La prima “ritiene che i credenti in altre religioni vadano perseguitati, convertiti coercitivamente o addirittura sterminati”, la seconda “ritiene doveroso perseguitare ogni dimensione di pensiero e di pratica religiosa”. Ce n’è di che considerare il cristianesimo una «pessima» religione fino a qualche secolo fa e la Dominus Iesus, che a giorni fa dieci anni, non troppo «buona», quasi «cattiva»: possibile che il D’Agostino voglia osare tanto?
Di più: c’è di che considerare «pessima» solo la laicità di quanti hanno perseguitato ogni dimensione di pensiero e di pratica religiosa (ce ne sono più?), ma già «cattiva» la laicità di chi nega il trascendente (e non sono pochi).

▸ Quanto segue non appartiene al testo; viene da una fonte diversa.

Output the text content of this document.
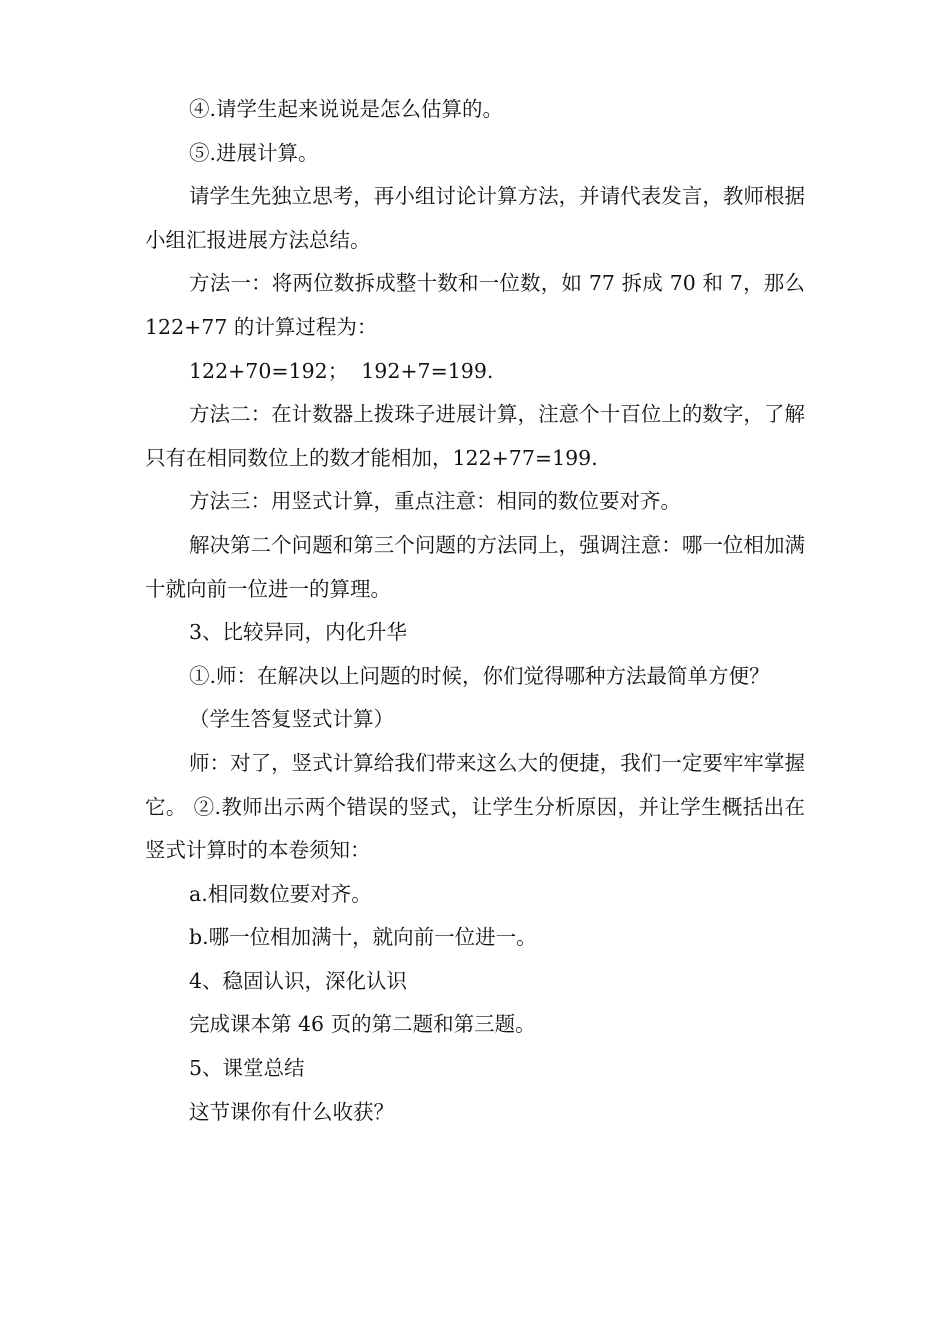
④.请学生起来说说是怎么估算的。

⑤.进展计算。

请学生先独立思考，再小组讨论计算方法，并请代表发言，教师根据小组汇报进展方法总结。

方法一：将两位数拆成整十数和一位数，如 77 拆成 70 和 7，那么 122+77 的计算过程为：

122+70=192；  192+7=199.

方法二：在计数器上拨珠子进展计算，注意个十百位上的数字，了解只有在相同数位上的数才能相加，122+77=199.

方法三：用竖式计算，重点注意：相同的数位要对齐。

解决第二个问题和第三个问题的方法同上，强调注意：哪一位相加满十就向前一位进一的算理。

3、比较异同，内化升华

①.师：在解决以上问题的时候，你们觉得哪种方法最简单方便？

（学生答复竖式计算）

师：对了，竖式计算给我们带来这么大的便捷，我们一定要牢牢掌握它。 ②.教师出示两个错误的竖式，让学生分析原因，并让学生概括出在竖式计算时的本卷须知：

a.相同数位要对齐。

b.哪一位相加满十，就向前一位进一。

4、稳固认识，深化认识

完成课本第 46 页的第二题和第三题。

5、课堂总结

这节课你有什么收获？
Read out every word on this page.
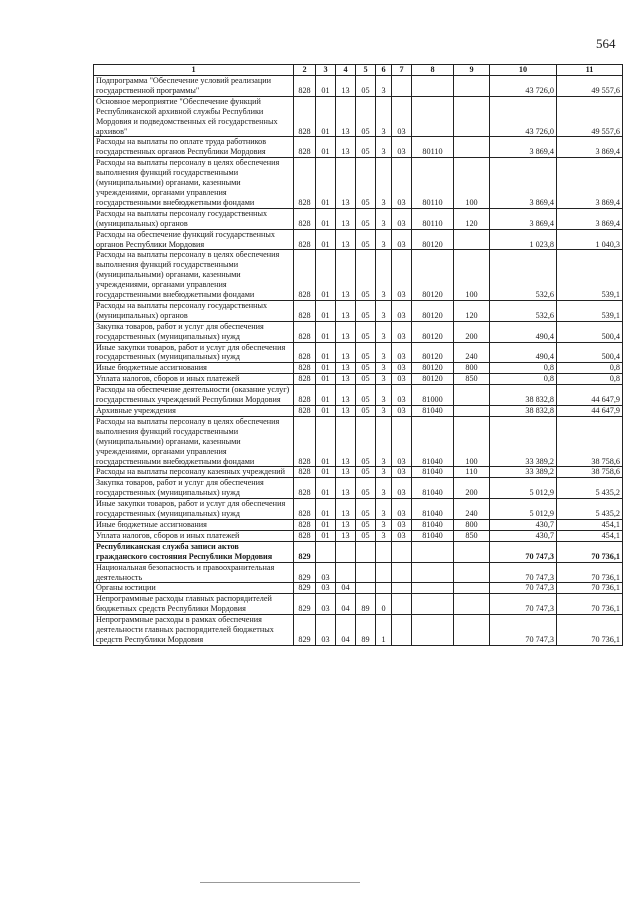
564
1	2	3	4	5	6	7	8	9	10	11
Подпрограмма "Обеспечение условий реализации государственной программы"	828	01	13	05	3				43 726,0	49 557,6
Основное мероприятие "Обеспечение функций Республиканской архивной службы Республики Мордовия и подведомственных ей государственных архивов"	828	01	13	05	3	03			43 726,0	49 557,6
Расходы на выплаты по оплате труда работников государственных органов Республики Мордовия	828	01	13	05	3	03	80110		3 869,4	3 869,4
Расходы на выплаты персоналу в целях обеспечения выполнения функций государственными (муниципальными) органами, казенными учреждениями, органами управления государственными внебюджетными фондами	828	01	13	05	3	03	80110	100	3 869,4	3 869,4
Расходы на выплаты персоналу государственных (муниципальных) органов	828	01	13	05	3	03	80110	120	3 869,4	3 869,4
Расходы на обеспечение функций государственных органов Республики Мордовия	828	01	13	05	3	03	80120		1 023,8	1 040,3
Расходы на выплаты персоналу в целях обеспечения выполнения функций государственными (муниципальными) органами, казенными учреждениями, органами управления государственными внебюджетными фондами	828	01	13	05	3	03	80120	100	532,6	539,1
Расходы на выплаты персоналу государственных (муниципальных) органов	828	01	13	05	3	03	80120	120	532,6	539,1
Закупка товаров, работ и услуг для обеспечения государственных (муниципальных) нужд	828	01	13	05	3	03	80120	200	490,4	500,4
Иные закупки товаров, работ и услуг для обеспечения государственных (муниципальных) нужд	828	01	13	05	3	03	80120	240	490,4	500,4
Иные бюджетные ассигнования	828	01	13	05	3	03	80120	800	0,8	0,8
Уплата налогов, сборов и иных платежей	828	01	13	05	3	03	80120	850	0,8	0,8
Расходы на обеспечение деятельности (оказание услуг) государственных учреждений Республики Мордовия	828	01	13	05	3	03	81000		38 832,8	44 647,9
Архивные учреждения	828	01	13	05	3	03	81040		38 832,8	44 647,9
Расходы на выплаты персоналу в целях обеспечения выполнения функций государственными (муниципальными) органами, казенными учреждениями, органами управления государственными внебюджетными фондами	828	01	13	05	3	03	81040	100	33 389,2	38 758,6
Расходы на выплаты персоналу казенных учреждений	828	01	13	05	3	03	81040	110	33 389,2	38 758,6
Закупка товаров, работ и услуг для обеспечения государственных (муниципальных) нужд	828	01	13	05	3	03	81040	200	5 012,9	5 435,2
Иные закупки товаров, работ и услуг для обеспечения государственных (муниципальных) нужд	828	01	13	05	3	03	81040	240	5 012,9	5 435,2
Иные бюджетные ассигнования	828	01	13	05	3	03	81040	800	430,7	454,1
Уплата налогов, сборов и иных платежей	828	01	13	05	3	03	81040	850	430,7	454,1
Республиканская служба записи актов гражданского состояния Республики Мордовия	829								70 747,3	70 736,1
Национальная безопасность и правоохранительная деятельность	829	03							70 747,3	70 736,1
Органы юстиции	829	03	04						70 747,3	70 736,1
Непрограммные расходы главных распорядителей бюджетных средств Республики Мордовия	829	03	04	89	0				70 747,3	70 736,1
Непрограммные расходы в рамках обеспечения деятельности главных распорядителей бюджетных средств Республики Мордовия	829	03	04	89	1				70 747,3	70 736,1
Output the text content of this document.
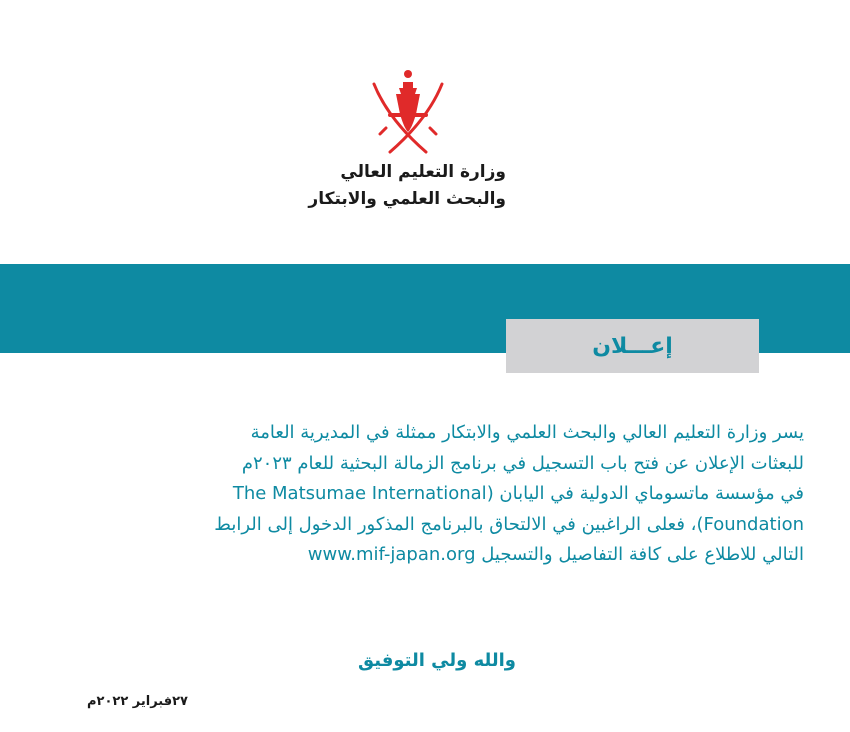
وزارة التعليم العالي
والبحث العلمي والابتكار
إعـــلان
يسر وزارة التعليم العالي والبحث العلمي والابتكار ممثلة في المديرية العامة
للبعثات الإعلان عن فتح باب التسجيل في برنامج الزمالة البحثية للعام ٢٠٢٣م
في مؤسسة ماتسوماي الدولية في اليابان (The Matsumae International
Foundation)، فعلى الراغبين في الالتحاق بالبرنامج المذكور الدخول إلى الرابط
التالي للاطلاع على كافة التفاصيل والتسجيل www.mif-japan.org
والله ولي التوفيق
٢٧فبراير ٢٠٢٢م
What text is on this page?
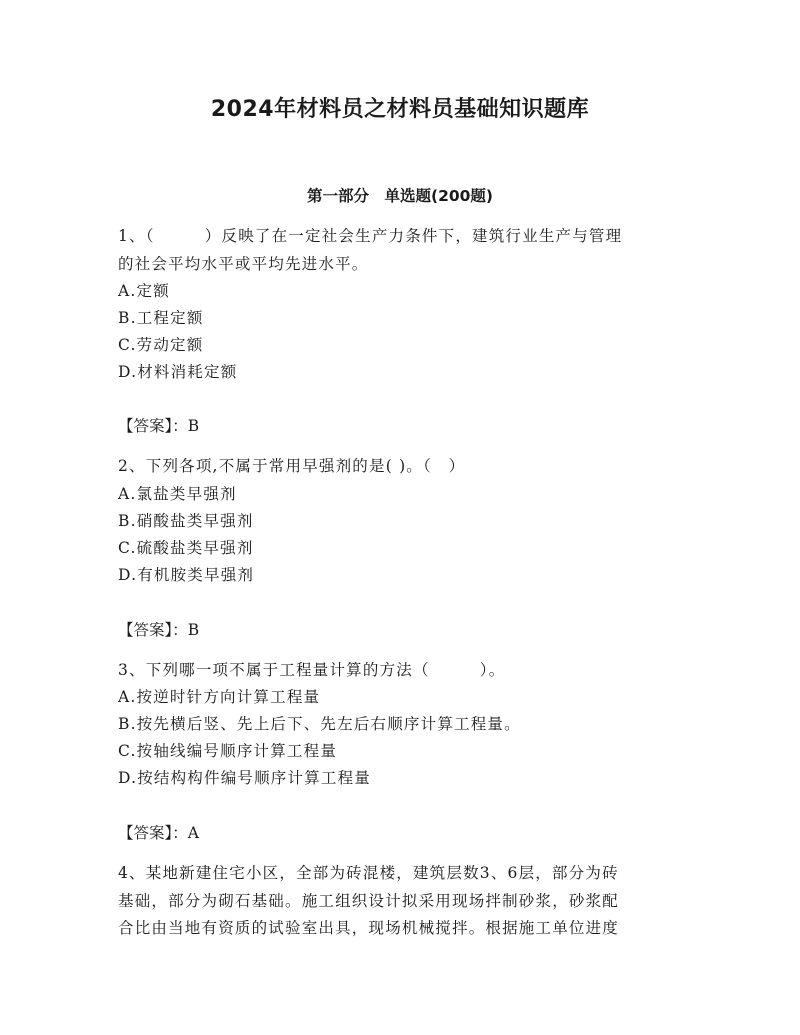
2024年材料员之材料员基础知识题库
第一部分　单选题(200题)
1、（　　　）反映了在一定社会生产力条件下，建筑行业生产与管理
的社会平均水平或平均先进水平。
A.定额
B.工程定额
C.劳动定额
D.材料消耗定额
【答案】：B
2、下列各项,不属于常用早强剂的是( )。（　）
A.氯盐类早强剂
B.硝酸盐类早强剂
C.硫酸盐类早强剂
D.有机胺类早强剂
【答案】：B
3、下列哪一项不属于工程量计算的方法（　　　）。
A.按逆时针方向计算工程量
B.按先横后竖、先上后下、先左后右顺序计算工程量。
C.按轴线编号顺序计算工程量
D.按结构构件编号顺序计算工程量
【答案】：A
4、某地新建住宅小区，全部为砖混楼，建筑层数3、6层，部分为砖
基础，部分为砌石基础。施工组织设计拟采用现场拌制砂浆，砂浆配
合比由当地有资质的试验室出具，现场机械搅拌。根据施工单位进度
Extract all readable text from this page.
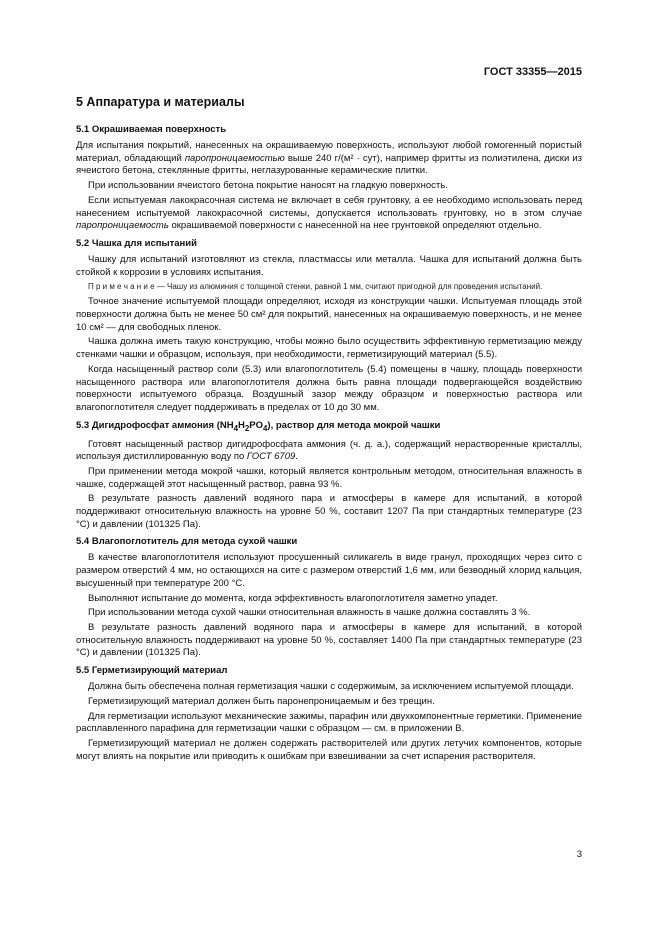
ГОСТ 33355—2015
5 Аппаратура и материалы
5.1 Окрашиваемая поверхность

Для испытания покрытий, нанесенных на окрашиваемую поверхность, используют любой гомогенный пористый материал, обладающий паропроницаемостью выше 240 г/(м² · сут), например фритты из полиэтилена, диски из ячеистого бетона, стеклянные фритты, неглазурованные керамические плитки.

При использовании ячеистого бетона покрытие наносят на гладкую поверхность.

Если испытуемая лакокрасочная система не включает в себя грунтовку, а ее необходимо использовать перед нанесением испытуемой лакокрасочной системы, допускается использовать грунтовку, но в этом случае паропроницаемость окрашиваемой поверхности с нанесенной на нее грунтовкой определяют отдельно.

5.2 Чашка для испытаний

Чашку для испытаний изготовляют из стекла, пластмассы или металла. Чашка для испытаний должна быть стойкой к коррозии в условиях испытания.

П р и м е ч а н и е — Чашу из алюминия с толщиной стенки, равной 1 мм, считают пригодной для проведения испытаний.

Точное значение испытуемой площади определяют, исходя из конструкции чашки. Испытуемая площадь этой поверхности должна быть не менее 50 см² для покрытий, нанесенных на окрашиваемую поверхность, и не менее 10 см² — для свободных пленок.

Чашка должна иметь такую конструкцию, чтобы можно было осуществить эффективную герметизацию между стенками чашки и образцом, используя, при необходимости, герметизирующий материал (5.5).

Когда насыщенный раствор соли (5.3) или влагопоглотитель (5.4) помещены в чашку, площадь поверхности насыщенного раствора или влагопоглотителя должна быть равна площади подвергающейся воздействию поверхности испытуемого образца. Воздушный зазор между образцом и поверхностью раствора или влагопоглотителя следует поддерживать в пределах от 10 до 30 мм.

5.3 Дигидрофосфат аммония $(NH_4H_2PO_4)$, раствор для метода мокрой чашки

Готовят насыщенный раствор дигидрофосфата аммония (ч. д. а.), содержащий нерастворенные кристаллы, используя дистиллированную воду по ГОСТ 6709.

При применении метода мокрой чашки, который является контрольным методом, относительная влажность в чашке, содержащей этот насыщенный раствор, равна 93 %.

В результате разность давлений водяного пара и атмосферы в камере для испытаний, в которой поддерживают относительную влажность на уровне 50 %, составит 1207 Па при стандартных температуре (23 °С) и давлении (101325 Па).

5.4 Влагопоглотитель для метода сухой чашки

В качестве влагопоглотителя используют просушенный силикагель в виде гранул, проходящих через сито с размером отверстий 4 мм, но остающихся на сите с размером отверстий 1,6 мм, или безводный хлорид кальция, высушенный при температуре 200 °С.

Выполняют испытание до момента, когда эффективность влагопоглотителя заметно упадет.

При использовании метода сухой чашки относительная влажность в чашке должна составлять 3 %.

В результате разность давлений водяного пара и атмосферы в камере для испытаний, в которой относительную влажность поддерживают на уровне 50 %, составляет 1400 Па при стандартных температуре (23 °С) и давлении (101325 Па).

5.5 Герметизирующий материал

Должна быть обеспечена полная герметизация чашки с содержимым, за исключением испытуемой площади.

Герметизирующий материал должен быть паронепроницаемым и без трещин.

Для герметизации используют механические зажимы, парафин или двухкомпонентные герметики. Применение расплавленного парафина для герметизации чашки с образцом — см. в приложении В.

Герметизирующий материал не должен содержать растворителей или других летучих компонентов, которые могут влиять на покрытие или приводить к ошибкам при взвешивании за счет испарения растворителя.

3
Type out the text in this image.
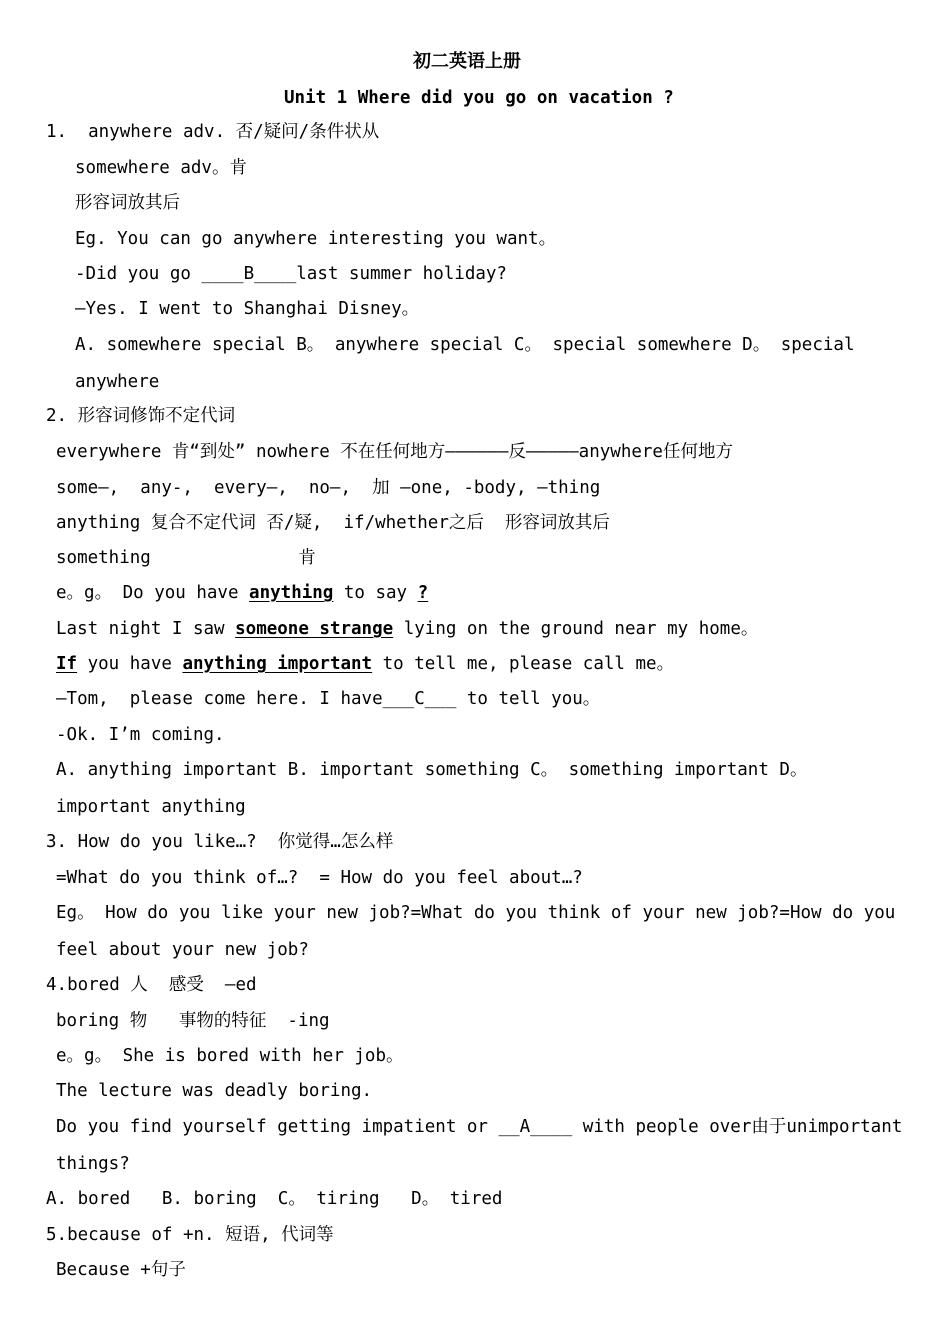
初二英语上册
Unit 1 Where did you go on vacation ?
1.  anywhere adv. 否/疑问/条件状从
somewhere adv。肯
形容词放其后
Eg. You can go anywhere interesting you want。
-Did you go ____B____last summer holiday?
—Yes. I went to Shanghai Disney。
A. somewhere special B。 anywhere special C。 special somewhere D。 special
anywhere
2. 形容词修饰不定代词
everywhere 肯“到处” nowhere 不在任何地方——————反—————anywhere任何地方
some—,  any-,  every—,  no—,  加 –one, -body, —thing
anything 复合不定代词 否/疑,  if/whether之后  形容词放其后
something              肯
e。g。 Do you have anything to say ?
Last night I saw someone strange lying on the ground near my home。
If you have anything important to tell me, please call me。
—Tom,  please come here. I have___C___ to tell you。
-Ok. I’m coming.
A. anything important B. important something C。 something important D。
important anything
3. How do you like…?  你觉得…怎么样
=What do you think of…?  = How do you feel about…?
Eg。 How do you like your new job?=What do you think of your new job?=How do you
feel about your new job?
4.bored 人  感受  —ed
boring 物   事物的特征  -ing
e。g。 She is bored with her job。
The lecture was deadly boring.
Do you find yourself getting impatient or __A____ with people over由于unimportant
things?
A. bored   B. boring  C。 tiring   D。 tired
5.because of +n. 短语, 代词等
Because +句子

In definitiva, basta poco a un cristiano per essere «buono»: basta che rinneghi una dozzina di secoli. A un laico, invece, un po’ troppo: ammettere una dimensione trascendente, antecedente e superiore all’“arbitrio di chi detenga occasionalmente il potere (chiunque esso sia, un soggetto individuale o un soggetto collettivo, come nelle democrazie moderne)”. Il laico «buono», insomma, è quello che nega anche alla democrazia il diritto di toccare i cosiddetti “valori non negoziabili”, fra i quali occorrerà rammentare l’indissolubilità del matrimonio e l’indisponibilità del proprio corpo, a mo’ d’esempio.
Basta che un cattolico rinunci a sgozzare protestanti e a definire “perfidi” gli ebrei, e già è un «buon» cattolico. Per essere un «buon» laico ci vuole molto di più: praticamente pensarla come un cattolico su tutto ciò che un cattolico ritiene essere “bene comune di tutti”. Alla faccia dell’equipollenza.
Postilla
Avevo in mente un post di tutt’altro genere: “La lettura di Francesco D’Agostino [e qui ci avrei piazzato il link] mi eleva, nel senso che mi fa due palle enormi”. Stop. Però mi sembrava troppo ellittico, così mi sono dilungato. Chiedo scusa ai patiti della brevitas.